A new survey pools physician and patient knowledge about hiv drug resistance
by Chael Needle
LifeGuide
[Treatment Horizons]
Across the board, patients living with HIV/AIDS face the challenge of drug resistance—the result of a change or mutation in the genetic structure of HIV—affecting their current regimen and future treatment options. A new first-of-its-kind survey, however, suggests that physicians and patients are concerned to different degrees about resistance. The survey also revealed a gap in what patients thought they knew about resistance and what they actually understood about it, among other findings.
Commissioned by the American Academy of HIV Medicine (AAHIVM), whose members provide direct care to more than two-thirds of the patients in active treatment for HIV disease, and sponsored by Boehringer Ingelheim, the Perspectives in HIV Drug Resistance survey polled 400 individuals being treated for HIV/AIDS, ages eighteen and older, and 385 self-described HIV-treating physicians across the United States.
Dr. Jeff Schouten, an AAHIVM member, says that the survey results resonated with his own experiences as an HIV care physician for nine years.
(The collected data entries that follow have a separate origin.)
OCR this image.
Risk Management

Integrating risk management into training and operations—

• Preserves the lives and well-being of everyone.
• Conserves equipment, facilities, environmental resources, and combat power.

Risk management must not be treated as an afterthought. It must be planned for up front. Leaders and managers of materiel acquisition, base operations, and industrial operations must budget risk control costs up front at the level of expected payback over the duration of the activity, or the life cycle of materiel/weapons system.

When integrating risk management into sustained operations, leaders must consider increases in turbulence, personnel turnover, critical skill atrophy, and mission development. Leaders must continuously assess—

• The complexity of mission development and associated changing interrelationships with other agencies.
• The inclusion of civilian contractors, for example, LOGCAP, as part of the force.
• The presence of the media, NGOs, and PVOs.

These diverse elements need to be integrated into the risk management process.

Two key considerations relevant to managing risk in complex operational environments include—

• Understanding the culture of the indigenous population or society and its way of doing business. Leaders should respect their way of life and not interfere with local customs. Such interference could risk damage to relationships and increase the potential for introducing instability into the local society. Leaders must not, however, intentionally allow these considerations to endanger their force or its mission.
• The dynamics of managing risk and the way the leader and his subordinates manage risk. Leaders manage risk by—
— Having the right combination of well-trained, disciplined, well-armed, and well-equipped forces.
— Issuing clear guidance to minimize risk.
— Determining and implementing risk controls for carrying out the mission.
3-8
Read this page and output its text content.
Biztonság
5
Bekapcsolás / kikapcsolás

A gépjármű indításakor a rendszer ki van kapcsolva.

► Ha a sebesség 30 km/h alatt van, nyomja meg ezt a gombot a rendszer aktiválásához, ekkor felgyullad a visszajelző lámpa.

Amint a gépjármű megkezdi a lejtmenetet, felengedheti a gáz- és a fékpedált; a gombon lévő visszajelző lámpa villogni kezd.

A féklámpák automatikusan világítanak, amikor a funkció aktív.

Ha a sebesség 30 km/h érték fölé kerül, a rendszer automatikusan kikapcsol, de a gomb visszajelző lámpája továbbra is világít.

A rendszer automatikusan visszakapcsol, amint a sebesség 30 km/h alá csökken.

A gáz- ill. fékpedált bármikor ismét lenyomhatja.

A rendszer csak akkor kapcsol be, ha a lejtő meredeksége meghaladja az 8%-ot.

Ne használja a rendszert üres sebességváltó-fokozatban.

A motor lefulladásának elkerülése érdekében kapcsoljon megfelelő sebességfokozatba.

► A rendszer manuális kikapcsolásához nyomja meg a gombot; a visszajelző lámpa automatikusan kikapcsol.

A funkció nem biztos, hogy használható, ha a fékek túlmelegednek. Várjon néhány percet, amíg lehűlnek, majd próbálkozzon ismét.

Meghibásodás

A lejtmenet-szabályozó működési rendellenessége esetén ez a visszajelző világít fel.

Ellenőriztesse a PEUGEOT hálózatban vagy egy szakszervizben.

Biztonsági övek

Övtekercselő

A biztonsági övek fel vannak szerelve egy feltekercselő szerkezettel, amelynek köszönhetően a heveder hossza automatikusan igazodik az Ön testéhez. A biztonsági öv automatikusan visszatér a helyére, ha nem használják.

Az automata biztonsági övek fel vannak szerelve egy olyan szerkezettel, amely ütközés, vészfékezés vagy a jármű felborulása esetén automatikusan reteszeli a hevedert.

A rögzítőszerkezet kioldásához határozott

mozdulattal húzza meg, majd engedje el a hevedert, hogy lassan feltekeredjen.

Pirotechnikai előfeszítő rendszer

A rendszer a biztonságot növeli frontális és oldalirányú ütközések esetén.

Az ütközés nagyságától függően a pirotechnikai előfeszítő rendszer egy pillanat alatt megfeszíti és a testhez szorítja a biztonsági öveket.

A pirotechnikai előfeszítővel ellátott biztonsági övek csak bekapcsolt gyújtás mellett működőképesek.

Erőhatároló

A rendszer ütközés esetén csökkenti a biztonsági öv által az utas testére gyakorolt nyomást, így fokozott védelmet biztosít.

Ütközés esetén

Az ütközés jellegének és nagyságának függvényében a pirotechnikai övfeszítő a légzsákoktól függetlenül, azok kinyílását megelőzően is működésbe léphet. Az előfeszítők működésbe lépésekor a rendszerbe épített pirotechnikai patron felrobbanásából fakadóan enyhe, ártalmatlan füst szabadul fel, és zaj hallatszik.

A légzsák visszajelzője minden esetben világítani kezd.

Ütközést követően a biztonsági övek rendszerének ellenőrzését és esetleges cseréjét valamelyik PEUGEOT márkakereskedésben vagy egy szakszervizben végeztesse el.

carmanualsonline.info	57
For instance, he mentions the physician-patient divide in terms of the concern about resistance; ninety-one percent of surveyed physicians are “extremely” or “very” concerned about HIV drug resistance while only fifty-four percent of surveyed people living with HIV rate their concern similarly.
Another issue that resonates is the ranking of important issues from a patient perspective, with side effects and adherence at the top and resistance lower down. “But I think resistance underlies a lot of the concerns over adherence and toxicity—what drives all of our concerns over managing those issues is ultimately whether or not drug resistance develops and a regimen loses its efficacy over time.” For this reason, he suggests that resistance discussions be grounded in the context of adherence and ongoing viral replication: If the virus is suppressed through adherence, the opportunity for the virus to develop the mutations that confer resistance is pretty much quashed. Adherence counseling, he suggests, is a prime time for physicians to discuss resistance.
Before physicians connect the dots between resistance and adherence or toxicity, they need to talk to their patients about resistance and talk in ways that leave a lasting impression. He adds, “Half of patients don’t know whether they’ve developed resistance or not. Fifty-nine percent of patients said that they were unsure—or they had never been told—if their virus had developed resistance,” even though ninety-nine percent of physicians reported testing for resistance.
Dr. Schouten feels encouraged by the findings that showed most patients who did have resistance discussions with their physicians said they were able to understand the process and the terminology it was presented in. Seventy-seven percent of patients, however, did think that some of the terms physicians use to explain resistance are difficult to understand. But this gap might be remedied by scaling back the level of detail, he offers. Explaining the technical ins and outs of drug class-specific resistance or genotyping and phenotyping, two tests used to measure resistance, is “pretty much irrelevant to patients when you’re explaining the basic concept of what’s happening to their virus and their bodies when they’re not taking their drugs every day.”
Physicians, he says, could do an even better job by having resistance information material to give to patients. While the survey shows that sixty-five percent of patients say their physicians are their primary source of resistance information, half of physicians do not display pertinent educational materials. Dr. Schouten says the Academy will help physicians meet this expectation by developing and providing new materials.
When he has conversations about resistance, Dr. Schouten has also found that patients often inquire about how long a regimen will work. Many patients believe that “all of these regimens have a finite period of efficacy,” a misperception that has been repeated in public dialogues about the need for second and third-line treatment regimens. “If you are fully adherent to your regimen, there is not a finite duration of efficacy. So I often engage in discussions about adherence and resistance in response to that question about how long will this regimen work. And I particularly have that discussion with people initiating therapy for the first time,” he says.
The survey seems to suggest that patient literacy overall is not on the decline. “My gut feeling had been that people who were infected much longer rather than shorter would have been much more knowledgeable about the issue. But actually the survey found that people who were more recently infected had the same concerns about resistance as people who were infected for a long time. The other encouraging surprise is that two out of five patients surveyed report being active in HIV-related activities in their community, such as advocating for people with HIV, counseling others, and focusing their attention on treatment or prevention education. So I think you are still seeing a fairly engaged patient population.” One that can help present resistance information to others in a comprehensible way, he hopes.
Chael Needle wrote about the International Partnership for Microbicides in the August issue.